Despite the widespread doubts about the Cam’s water quality, an information and research framework that targets the potential microbial culprits is lacking. In October 2017, our team PuntSeq has launched its mission to change this state!
By utilising a small and portable real-time DNA analyzer, Oxford Nanopore’s MinION, we are monitoring the bacterial communities of nine different spots along the Cam trajectory within, upstream and downstream of Cambridge. We are using various cost-effective technologies to quantify microbial pathogens across time and space, and relate our results to local environmental parameters such as water temperature and pH.
PuntSeq was founded as a citizen science project. All of our results will be made accessible through a range of public events, online media and open-access resources.

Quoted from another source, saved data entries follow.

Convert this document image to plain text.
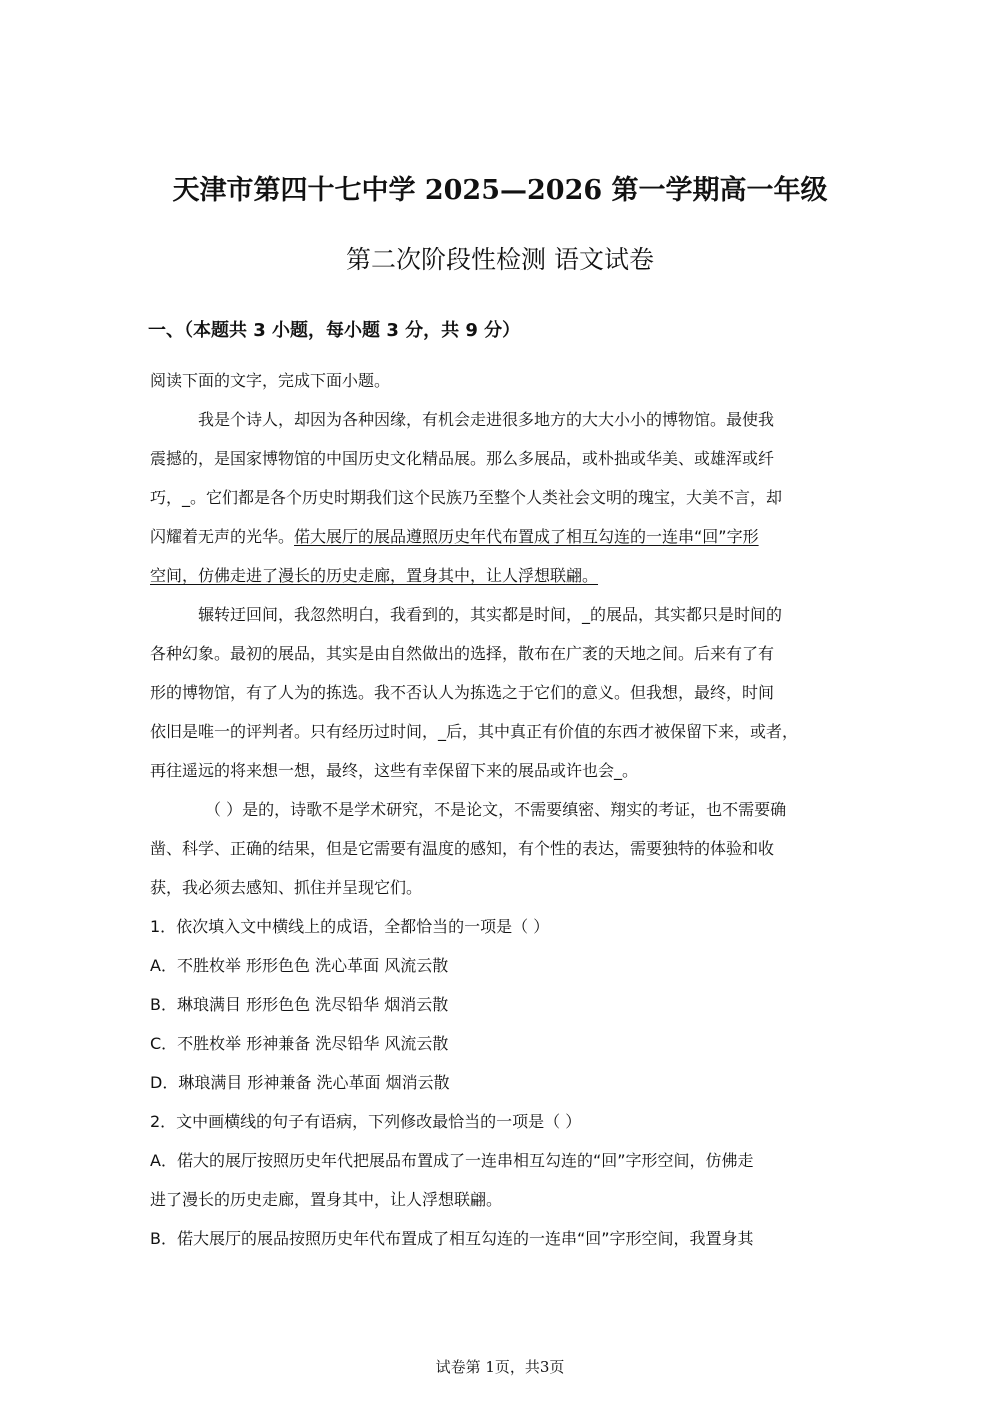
天津市第四十七中学 2025—2026 第一学期高一年级
第二次阶段性检测 语文试卷
一、（本题共 3 小题，每小题 3 分，共 9 分）
阅读下面的文字，完成下面小题。
我是个诗人，却因为各种因缘，有机会走进很多地方的大大小小的博物馆。最使我
震撼的，是国家博物馆的中国历史文化精品展。那么多展品，或朴拙或华美、或雄浑或纤
巧，_。它们都是各个历史时期我们这个民族乃至整个人类社会文明的瑰宝，大美不言，却
闪耀着无声的光华。偌大展厅的展品遵照历史年代布置成了相互勾连的一连串“回”字形
空间，仿佛走进了漫长的历史走廊，置身其中，让人浮想联翩。
辗转迂回间，我忽然明白，我看到的，其实都是时间，_的展品，其实都只是时间的
各种幻象。最初的展品，其实是由自然做出的选择，散布在广袤的天地之间。后来有了有
形的博物馆，有了人为的拣选。我不否认人为拣选之于它们的意义。但我想，最终，时间
依旧是唯一的评判者。只有经历过时间，_后，其中真正有价值的东西才被保留下来，或者，
再往遥远的将来想一想，最终，这些有幸保留下来的展品或许也会_。
（ ）是的，诗歌不是学术研究，不是论文，不需要缜密、翔实的考证，也不需要确
凿、科学、正确的结果，但是它需要有温度的感知，有个性的表达，需要独特的体验和收
获，我必须去感知、抓住并呈现它们。
1．依次填入文中横线上的成语，全都恰当的一项是（ ）
A．不胜枚举 形形色色 洗心革面 风流云散
B．琳琅满目 形形色色 洗尽铅华 烟消云散
C．不胜枚举 形神兼备 洗尽铅华 风流云散
D．琳琅满目 形神兼备 洗心革面 烟消云散
2．文中画横线的句子有语病，下列修改最恰当的一项是（ ）
A．偌大的展厅按照历史年代把展品布置成了一连串相互勾连的“回”字形空间，仿佛走
进了漫长的历史走廊，置身其中，让人浮想联翩。
B．偌大展厅的展品按照历史年代布置成了相互勾连的一连串“回”字形空间，我置身其
试卷第 1页，共3页
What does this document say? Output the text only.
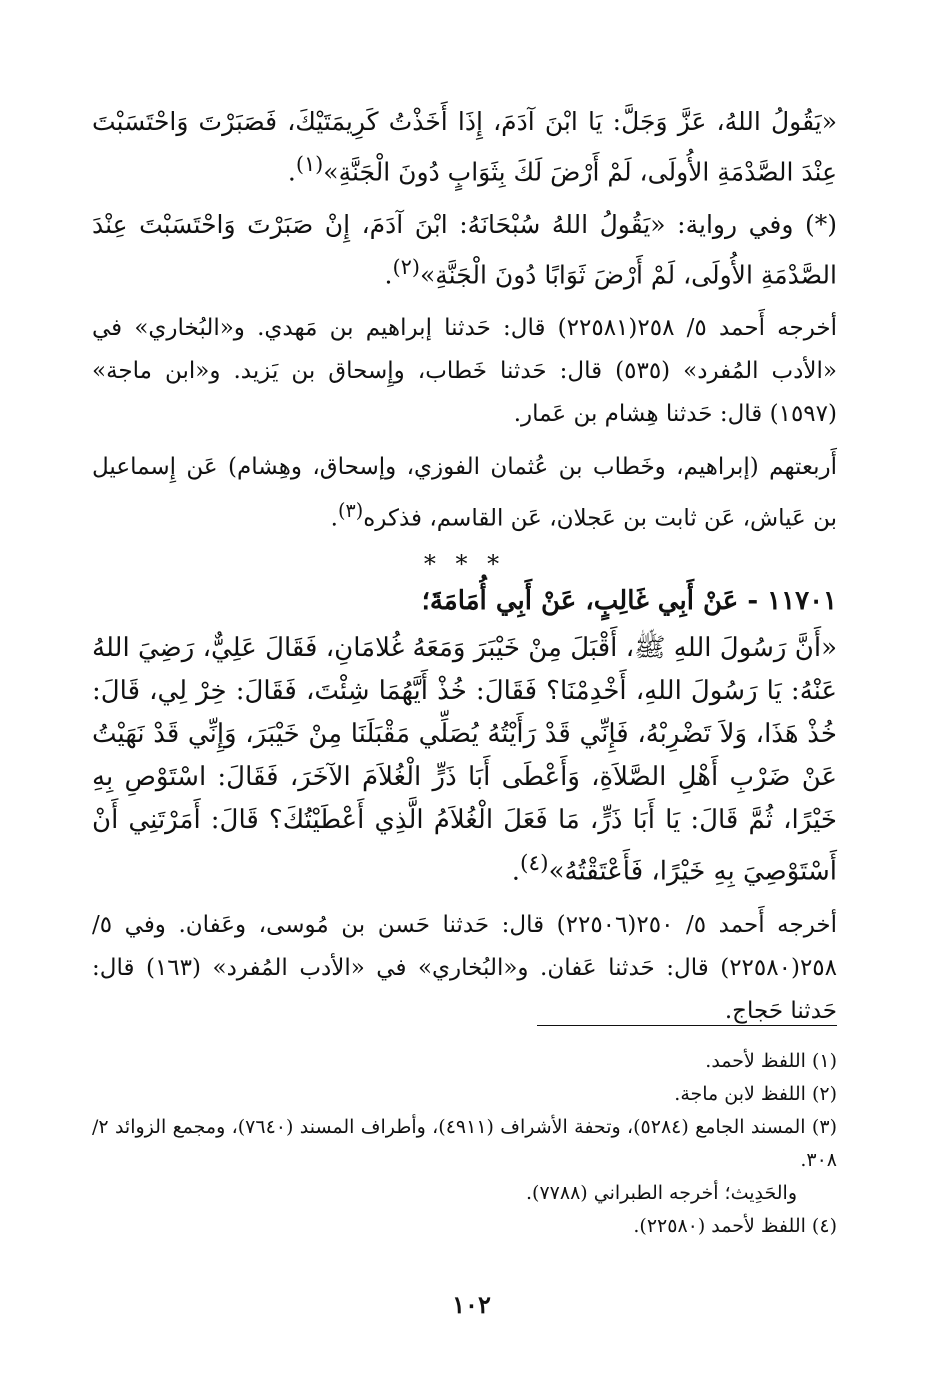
«يَقُولُ اللهُ، عَزَّ وَجَلَّ: يَا ابْنَ آدَمَ، إِذَا أَخَذْتُ كَرِيمَتَيْكَ، فَصَبَرْتَ وَاحْتَسَبْتَ عِنْدَ الصَّدْمَةِ الأُولَى، لَمْ أَرْضَ لَكَ بِثَوَابٍ دُونَ الْجَنَّةِ»$^{(١)}$.

(*) وفي رواية: «يَقُولُ اللهُ سُبْحَانَهُ: ابْنَ آدَمَ، إِنْ صَبَرْتَ وَاحْتَسَبْتَ عِنْدَ الصَّدْمَةِ الأُولَى، لَمْ أَرْضَ ثَوَابًا دُونَ الْجَنَّةِ»$^{(٢)}$.

أخرجه أَحمد ٥/ ٢٥٨(٢٢٥٨١) قال: حَدثنا إبراهيم بن مَهدي. و«البُخاري» في «الأدب المُفرد» (٥٣٥) قال: حَدثنا خَطاب، وإِسحاق بن يَزيد. و«ابن ماجة» (١٥٩٧) قال: حَدثنا هِشام بن عَمار.

أَربعتهم (إبراهيم، وخَطاب بن عُثمان الفوزي، وإسحاق، وهِشام) عَن إِسماعيل بن عَياش، عَن ثابت بن عَجلان، عَن القاسم، فذكره$^{(٣)}$.

* * *
١١٧٠١ - عَنْ أَبِي غَالِبٍ، عَنْ أَبِي أُمَامَةَ؛

«أَنَّ رَسُولَ اللهِ ﷺ، أَقْبَلَ مِنْ خَيْبَرَ وَمَعَهُ غُلامَانِ، فَقَالَ عَلِيٌّ، رَضِيَ اللهُ عَنْهُ: يَا رَسُولَ اللهِ، أَخْدِمْنَا؟ فَقَالَ: خُذْ أَيَّهُمَا شِئْتَ، فَقَالَ: خِرْ لِي، قَالَ: خُذْ هَذَا، وَلاَ تَضْرِبْهُ، فَإِنِّي قَدْ رَأَيْتُهُ يُصَلِّي مَقْبَلَنَا مِنْ خَيْبَرَ، وَإِنِّي قَدْ نَهَيْتُ عَنْ ضَرْبِ أَهْلِ الصَّلاَةِ، وَأَعْطَى أَبَا ذَرٍّ الْغُلاَمَ الآخَرَ، فَقَالَ: اسْتَوْصِ بِهِ خَيْرًا، ثُمَّ قَالَ: يَا أَبَا ذَرٍّ، مَا فَعَلَ الْغُلاَمُ الَّذِي أَعْطَيْتُكَ؟ قَالَ: أَمَرْتَنِي أَنْ أَسْتَوْصِيَ بِهِ خَيْرًا، فَأَعْتَقْتُهُ»$^{(٤)}$.

أخرجه أَحمد ٥/ ٢٥٠(٢٢٥٠٦) قال: حَدثنا حَسن بن مُوسى، وعَفان. وفي ٥/ ٢٥٨(٢٢٥٨٠) قال: حَدثنا عَفان. و«البُخاري» في «الأدب المُفرد» (١٦٣) قال: حَدثنا حَجاج.

(١) اللفظ لأحمد.

(٢) اللفظ لابن ماجة.

(٣) المسند الجامع (٥٢٨٤)، وتحفة الأشراف (٤٩١١)، وأطراف المسند (٧٦٤٠)، ومجمع الزوائد ٢/ ٣٠٨.

والحَدِيث؛ أخرجه الطبراني (٧٧٨٨).

(٤) اللفظ لأحمد (٢٢٥٨٠).

١٠٢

If you like to learn more, watch our video, read about our latest sampling efforts and make sure to follow us on twitter (@puntseq).
In the water:
We take surface water samples at nine different locations along a stretch of five miles of the river Cam. Spots include popular destinations around Cambridge, such as Byron’s Pool, Grantchester Meadows, the Bridge of Sighs at St. John’s College, or Baits Bite Lock near Fen Ditton. We aim to study spatial gradients of microbial communities within the small-scale context of urban water pollution, and to assess the impact of the city of Cambridge on its many river stakeholders: punters, rowers, anglers, dog owners and houseboat residents.
In the lab:
After taking a 400 ml water sample, we measure its physical parameters (pH, temperature, turbidity and dissolved oxygen) by integrating all sensors on a custom-built Arduino Nano station. Subsequently, we isolate the water's bacterial DNA with a standardised filter extraction protocol. Our team then uses so-called “16S rRNA” bacterial DNA barcodes to obtain a genetic footprint of each sample, which is analysed with Oxford Nanopore Technologies' MinION.
In the cloud:
Our expertise in Bioinformatics allows us to efficiently process and analyse raw DNA sequencing data. We devise existing and novel workflows to combine both physical and biological information from our samples, building on reproducible data science to reliably determine the abundance of pathogens and other microbes in our river.